Oxfordshire Assistant Deputy Coroner Andrew Walker has re-opened an inquest into the deaths of eight British servicemen killed when the US helicopter they were travelling in crashed south of the Kuwaiti border in 2003.

Mr Walker was appointed by Oxfordshire Coroner Nicholas Gardiner on 6 June last year to conduct military inquests. A barrister, he was already qualified to sit as a coroner at a number of courts in London.

In the majority of military deaths, the bodies are flown back to RAF Brize Norton at Carterton, Oxfordshire - and the current conflicts have imposed a serious burden on the courts in that county.

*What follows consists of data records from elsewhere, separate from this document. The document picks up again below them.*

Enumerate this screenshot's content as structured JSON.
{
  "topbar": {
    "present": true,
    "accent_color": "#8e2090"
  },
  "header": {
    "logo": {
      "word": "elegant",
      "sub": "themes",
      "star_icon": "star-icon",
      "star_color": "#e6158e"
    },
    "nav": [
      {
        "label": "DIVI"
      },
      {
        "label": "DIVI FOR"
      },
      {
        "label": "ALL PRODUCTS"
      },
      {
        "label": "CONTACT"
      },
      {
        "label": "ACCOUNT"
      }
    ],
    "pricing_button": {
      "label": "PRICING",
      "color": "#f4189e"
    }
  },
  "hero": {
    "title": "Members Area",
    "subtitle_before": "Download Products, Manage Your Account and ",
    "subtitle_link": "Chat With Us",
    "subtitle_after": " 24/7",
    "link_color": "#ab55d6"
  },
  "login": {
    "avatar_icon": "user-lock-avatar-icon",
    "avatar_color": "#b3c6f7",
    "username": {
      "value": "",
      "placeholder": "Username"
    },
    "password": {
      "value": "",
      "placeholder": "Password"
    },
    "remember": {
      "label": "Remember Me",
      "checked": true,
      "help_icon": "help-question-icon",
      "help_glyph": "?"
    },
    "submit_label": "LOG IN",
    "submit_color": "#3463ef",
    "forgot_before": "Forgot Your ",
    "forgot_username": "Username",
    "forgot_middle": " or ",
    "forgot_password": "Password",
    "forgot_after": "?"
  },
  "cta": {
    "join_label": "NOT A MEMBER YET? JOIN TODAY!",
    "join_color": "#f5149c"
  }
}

The jurisdiction for the inquest arises where the body lies and once an inquest has been opened it is not possible for it to be transferred.

Mr Walker has previously spoken out at inquests about a number of friendly fire incidents.

'Unforgivable delays'

They included, in November, the inquest of Marine Christopher Maddison, 24, from Scarborough, who was killed by his own side during a river patrol on the Khawr Az Zubayr river in southern Iraq in 2003.

Recording a narrative verdict - which allows the circumstances of a death to be more fully set out - Mr Walker said there were serious failures in the chain of command at a crossing point.

And in December, Mr Walker criticised the MoD over the death of Sgt Steven Roberts, 33, from Shipley, West Yorkshire, also in a friendly fire incident.

He had died because of "unforgivable and inexcusable" delays in providing body armour to troops, Mr Walker said.

He had been ordered to give up his enhanced combat body armour three days before his death, due to shortages, the coroner said.

Unlawful killing

But Mr Walker's most high-profile inquest, back in October of last year, was that of ITN reporter Terry Lloyd, who was shot dead by US forces in southern Iraq in March 2003.

Mr Walker's finding of unlawful killing was the strongest verdict a coroner can record.

He said the troops shot 50-year-old Mr Lloyd in the head while he was in a makeshift ambulance.

Mr Lloyd's interpreter was also killed and his cameraman is missing believed dead following the incident, which took place near Basra.

Mr Walker asked the attorney general to consider pressing charges.

He has also written to the director of public prosecution asking for him to investigate the possibility of bringing charges.

Inquest backlog

Mr Walker is back in the headlines for criticising the MoD's failure to provide a tape of the 2003 death in Iraq by friendly fire of Lance Corporal of Horse Matty Hull, 25, from Berkshire.

The MoD said authorisation from the United States was needed to hand over the video.

Mr Walker's appointment in Oxfordshire last June followed a battle by the county's coroner Mr Gardiner for help with the backlog of inquests of soldiers killed in Iraq.

Just ahead of the appointment of Mr Walker, the government said it would act to clear the backlog - which then stood at 50 inquests.

Extra funds led to the appointment of three assistant deputy coroners including Mr Walker.